A Sankey diagram depicts flows of any kind, where the width of a flow pictured is proportional to its quantity. A flow is any quantity that changes from one state to a different state. As an example, a sankey diagram would be great at depicting a job search, as applications shift to replies, shift to interviews and offers (flowing across states). Below is an example of this type of visualization from reddit user u/778dmsn, on r/dataisbeautiful:

There exists a great online tool for building Sankey Diagrams called SankeyMATIC.

To create Sankey diagrams with this tool, data must be listed in the following format:

SOURCE [AMOUNT] TARGET
SOURCE [AMOUNT] TARGET
etc.

I decided to write a short script to transform data from this wikipedia table of USA-Canada land border crossings:

The interesting thing about this data in terms of a sankey diagram is that flows here are bidirectional (ie. at a land border crossing you can cross into either country), but at differing quantities between U.S. States and Canadian Provinces/Territory. For example, from the Yukon in Canada there are 2 crossings to Alaska. However from Alaska there are 4 crossings to Canada: 2 to Yukon + 2 to British Columbia.

First, import and clean the dataframe:

import pandas as pd

df = pd.read_csv('/content/table-3.csv')

df = df.rename(columns=
          {'CanadaPort of Entry Name' : 'name',
           'Province/ Territory' : 'prov'}).drop(
               columns=['CanadaRoad/Highway [Community]','Notes','Structure orNotable Feature','Coordinates'])

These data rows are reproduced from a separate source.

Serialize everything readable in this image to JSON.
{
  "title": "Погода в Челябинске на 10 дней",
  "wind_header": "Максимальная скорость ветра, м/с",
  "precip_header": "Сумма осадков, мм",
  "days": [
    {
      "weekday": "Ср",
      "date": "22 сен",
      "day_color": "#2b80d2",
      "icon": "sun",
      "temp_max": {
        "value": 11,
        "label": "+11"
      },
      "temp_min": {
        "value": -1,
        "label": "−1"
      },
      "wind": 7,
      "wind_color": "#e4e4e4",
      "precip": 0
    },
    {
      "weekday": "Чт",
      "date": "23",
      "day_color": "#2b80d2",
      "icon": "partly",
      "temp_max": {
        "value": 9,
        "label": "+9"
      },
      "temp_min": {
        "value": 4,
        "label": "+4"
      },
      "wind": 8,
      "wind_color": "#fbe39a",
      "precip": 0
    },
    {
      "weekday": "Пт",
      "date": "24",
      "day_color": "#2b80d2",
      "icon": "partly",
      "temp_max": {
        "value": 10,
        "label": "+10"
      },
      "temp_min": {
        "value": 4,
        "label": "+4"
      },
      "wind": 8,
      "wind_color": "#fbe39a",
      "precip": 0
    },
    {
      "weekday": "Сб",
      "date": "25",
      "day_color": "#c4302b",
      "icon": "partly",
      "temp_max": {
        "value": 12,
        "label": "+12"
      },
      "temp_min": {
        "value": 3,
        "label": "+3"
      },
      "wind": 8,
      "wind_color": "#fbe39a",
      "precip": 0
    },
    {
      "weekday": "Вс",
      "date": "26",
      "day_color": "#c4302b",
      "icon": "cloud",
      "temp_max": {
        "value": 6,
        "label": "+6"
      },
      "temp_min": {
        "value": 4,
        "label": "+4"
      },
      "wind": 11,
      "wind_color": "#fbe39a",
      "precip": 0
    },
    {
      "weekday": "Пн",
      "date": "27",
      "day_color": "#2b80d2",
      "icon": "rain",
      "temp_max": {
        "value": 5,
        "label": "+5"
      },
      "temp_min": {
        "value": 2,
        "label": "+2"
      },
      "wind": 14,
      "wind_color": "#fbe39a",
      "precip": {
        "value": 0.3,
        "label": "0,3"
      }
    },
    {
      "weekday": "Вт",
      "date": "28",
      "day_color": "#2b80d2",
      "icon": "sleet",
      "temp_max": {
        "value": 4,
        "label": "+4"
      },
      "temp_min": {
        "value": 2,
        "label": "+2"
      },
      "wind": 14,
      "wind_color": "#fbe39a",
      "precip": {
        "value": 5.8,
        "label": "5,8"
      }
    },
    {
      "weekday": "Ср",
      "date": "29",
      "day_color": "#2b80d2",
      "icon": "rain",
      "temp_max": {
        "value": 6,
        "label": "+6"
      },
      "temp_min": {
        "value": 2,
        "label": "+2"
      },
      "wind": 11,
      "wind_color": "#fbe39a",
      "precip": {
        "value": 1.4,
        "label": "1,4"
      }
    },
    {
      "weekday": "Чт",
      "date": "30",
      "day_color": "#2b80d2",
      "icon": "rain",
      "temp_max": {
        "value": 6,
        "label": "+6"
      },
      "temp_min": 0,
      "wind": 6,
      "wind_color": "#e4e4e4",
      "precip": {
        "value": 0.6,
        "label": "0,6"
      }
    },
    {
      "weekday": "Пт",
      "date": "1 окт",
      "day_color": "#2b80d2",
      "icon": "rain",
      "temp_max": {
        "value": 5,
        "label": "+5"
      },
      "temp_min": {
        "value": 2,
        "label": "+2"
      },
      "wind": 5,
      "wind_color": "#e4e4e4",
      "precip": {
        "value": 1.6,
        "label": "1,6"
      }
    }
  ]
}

new_df = df.drop(columns=['U.S.Port of Entry Name'])

Next, the loop to generate the textual format required for sankeymatic:

for prov in new_df.prov.unique():
  testdf = new_df[new_df['prov'] == prov]
  for state in testdf.State.unique():
    count = testdf.State.value_counts()[state]
    print(f'{prov} [{count}] {state}')

Output:

Yukon [2] Alaska
British Columbia [3] Alaska
British Columbia [13] Washington
British Columbia [2] Idaho
British Columbia [1] Montana
Alberta [6] Montana
Saskatchewan [6] Montana
Saskatchewan [6] North Dakota
Manitoba [12] North Dakota
Manitoba [4] Minnesota
Ontario [3] Minnesota
Ontario [4] Michigan
Ontario [7] New York
Quebec [9] New York
Quebec [15] Vermont
Quebec [1] New Hampshire
Quebec [7] Maine
New Brunswick [18] Maine

Inputting this into Sankeymatic, and adding some aesthetics, we get this:

What I like about this data and subsequent visualization is that all states are connected to each other by the 'opposite' states, and the one can 'travel' down the sankey diagram through subsequent connections (ie. going from Yukon to New Brunswick).